As a union rep, Mahabir helped negotiate a policy in 2005 that stated that part-time instructors who have worked six out of ten consecutive semesters and have received above-average evaluations are entitled to a minimum number of course assignments. But even with that protection, there are no guarantees for future classes, because part-timers can still lose their assignments due to budget or enrollment declines. Full-time instructors get priority in their course selections.

According to the union, Laney officials violated that 2005 policy when they revoked the course assignments of Mahabir and Hubbard last summer. Both faculty members are longtime instructors with strong evaluations, yet the college denied them courses due to vague claims of them not being the “best fit” for their positions.

“I’m not a good fit for the Laney community? I had been an okay fit for eleven years,” said Hubbard, a mathematics instructor who also has a non-tenured position at Mills College. He added: “Being a part-timer, you’re really living from semester to semester.”

Peralta ultimately agreed to pay back wages to both instructors who returned to teaching in January, according to Mahabir. But even if the settlement forces the administration to honor part-time teachers’ existing rights, instructors said they felt Peralta still has a long way to go to achieve meaningful job security.

“When two groups of faculty have virtually identical CVs and years of teaching experience, but one comes back in the fall and the other doesn’t, questions are certainly raised about fairness,” said Goldstein, the union president. He noted that there are ongoing concerns about the potential for retaliation against non-tenured faculty who are advocating for change. “Their part-time status doesn’t cost them their First Amendment rights.”

As part of broader contract negotiations, Mahabir said she plans to advocate for seniority rights for part-time faculty so that longtime instructors would have more job security and benefits. She said she also wants to make it easier for part-time faculty to access summer classes since currently they only get courses after full-time faculty members select their choices.

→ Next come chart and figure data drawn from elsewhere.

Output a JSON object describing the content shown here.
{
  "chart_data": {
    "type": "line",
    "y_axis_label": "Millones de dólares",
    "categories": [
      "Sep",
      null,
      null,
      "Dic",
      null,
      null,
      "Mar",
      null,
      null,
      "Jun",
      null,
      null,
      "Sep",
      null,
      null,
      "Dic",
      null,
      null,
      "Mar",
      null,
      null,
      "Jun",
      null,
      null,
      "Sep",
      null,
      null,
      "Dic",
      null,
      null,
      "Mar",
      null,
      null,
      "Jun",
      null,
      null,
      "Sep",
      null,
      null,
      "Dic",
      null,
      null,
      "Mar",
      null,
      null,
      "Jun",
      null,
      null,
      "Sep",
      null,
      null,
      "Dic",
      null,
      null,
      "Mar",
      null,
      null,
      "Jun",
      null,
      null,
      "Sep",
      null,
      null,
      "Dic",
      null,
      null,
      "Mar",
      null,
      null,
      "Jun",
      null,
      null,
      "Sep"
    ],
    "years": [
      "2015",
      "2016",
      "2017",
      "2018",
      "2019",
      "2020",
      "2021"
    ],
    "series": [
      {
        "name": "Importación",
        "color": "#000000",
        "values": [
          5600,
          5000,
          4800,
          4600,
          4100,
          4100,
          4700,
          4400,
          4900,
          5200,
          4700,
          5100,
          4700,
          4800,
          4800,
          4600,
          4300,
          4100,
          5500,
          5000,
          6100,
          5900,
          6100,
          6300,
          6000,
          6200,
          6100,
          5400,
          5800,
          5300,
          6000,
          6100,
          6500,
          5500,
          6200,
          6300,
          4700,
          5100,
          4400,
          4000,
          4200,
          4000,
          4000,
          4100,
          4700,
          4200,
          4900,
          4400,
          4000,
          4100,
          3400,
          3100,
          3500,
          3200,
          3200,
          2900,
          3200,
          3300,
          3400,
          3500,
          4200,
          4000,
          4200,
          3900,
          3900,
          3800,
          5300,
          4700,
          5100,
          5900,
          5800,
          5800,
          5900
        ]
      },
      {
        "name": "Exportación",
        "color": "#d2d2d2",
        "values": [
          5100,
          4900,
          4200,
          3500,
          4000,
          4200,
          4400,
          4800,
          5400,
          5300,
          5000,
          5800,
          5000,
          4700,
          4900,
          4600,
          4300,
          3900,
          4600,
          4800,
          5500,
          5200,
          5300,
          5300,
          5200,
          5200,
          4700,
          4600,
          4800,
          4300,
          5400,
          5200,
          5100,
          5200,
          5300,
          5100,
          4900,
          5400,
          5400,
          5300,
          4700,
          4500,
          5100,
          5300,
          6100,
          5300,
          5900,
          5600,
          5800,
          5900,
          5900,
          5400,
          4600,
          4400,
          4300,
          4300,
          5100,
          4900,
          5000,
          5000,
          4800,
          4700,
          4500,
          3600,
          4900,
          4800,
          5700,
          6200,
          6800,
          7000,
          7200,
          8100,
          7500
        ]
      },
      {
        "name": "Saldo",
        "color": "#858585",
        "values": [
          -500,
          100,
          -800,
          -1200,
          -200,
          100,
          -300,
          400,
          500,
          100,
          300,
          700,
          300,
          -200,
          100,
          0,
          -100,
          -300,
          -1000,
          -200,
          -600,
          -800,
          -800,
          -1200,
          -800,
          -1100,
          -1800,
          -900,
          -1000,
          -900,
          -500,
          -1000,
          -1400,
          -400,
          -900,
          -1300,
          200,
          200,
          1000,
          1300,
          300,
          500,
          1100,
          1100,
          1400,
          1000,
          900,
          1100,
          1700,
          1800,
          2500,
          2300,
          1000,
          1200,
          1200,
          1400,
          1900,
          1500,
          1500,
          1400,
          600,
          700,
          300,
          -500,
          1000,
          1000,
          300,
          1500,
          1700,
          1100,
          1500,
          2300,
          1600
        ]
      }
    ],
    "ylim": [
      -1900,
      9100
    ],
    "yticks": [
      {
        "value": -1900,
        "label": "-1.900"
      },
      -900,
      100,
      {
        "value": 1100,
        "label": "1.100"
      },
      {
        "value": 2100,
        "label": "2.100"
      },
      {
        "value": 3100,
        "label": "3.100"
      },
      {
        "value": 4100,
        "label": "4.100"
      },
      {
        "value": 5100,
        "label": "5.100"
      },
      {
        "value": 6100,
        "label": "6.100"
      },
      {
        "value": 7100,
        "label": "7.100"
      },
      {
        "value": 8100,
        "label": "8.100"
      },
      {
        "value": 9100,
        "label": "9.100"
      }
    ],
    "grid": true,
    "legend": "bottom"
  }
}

In terms of possible job security reforms, Mahabir said there are other public college systems in which part-time faculty sign two-year or three-year contracts and face evaluations in the process. Under that model, instructors have more job stability and colleges are more successful at recruiting and retaining talented faculty. “The continuation of your employment is guaranteed, but you have to be evaluated again,” she explained.

Mahabir and part-time faculty organizers across the state have also advocated for legislation that would establish a so-called “equal pay for equal work” system for community colleges, meaning part-time and full-time instructors would receive equivalent wages for the same course loads. These kinds of reforms ultimately benefit students, she added: “There’s a real symbiotic relationship between equity for faculty and the success of students.”

The district’s treatment of Mahabir sparked outrage among part-time and full-time instructors alike, said Sonja Franeta, a longtime tenured ESL instructor at Laney College. “These are people who are devoted to the institution and they literally have hardly any rights,” she said.

Cramer added that when she learned Mahabir had lost her position, “It was really like being kicked in the gut.”

Jeffrey Heyman, Peralta spokesperson, declined to comment on the specific Laney cases or ongoing negotiations, but said that “part-time faculty play a very, very important role here in Peralta. They teach a lot of classes and we really value their expertise and what they bring to our students.”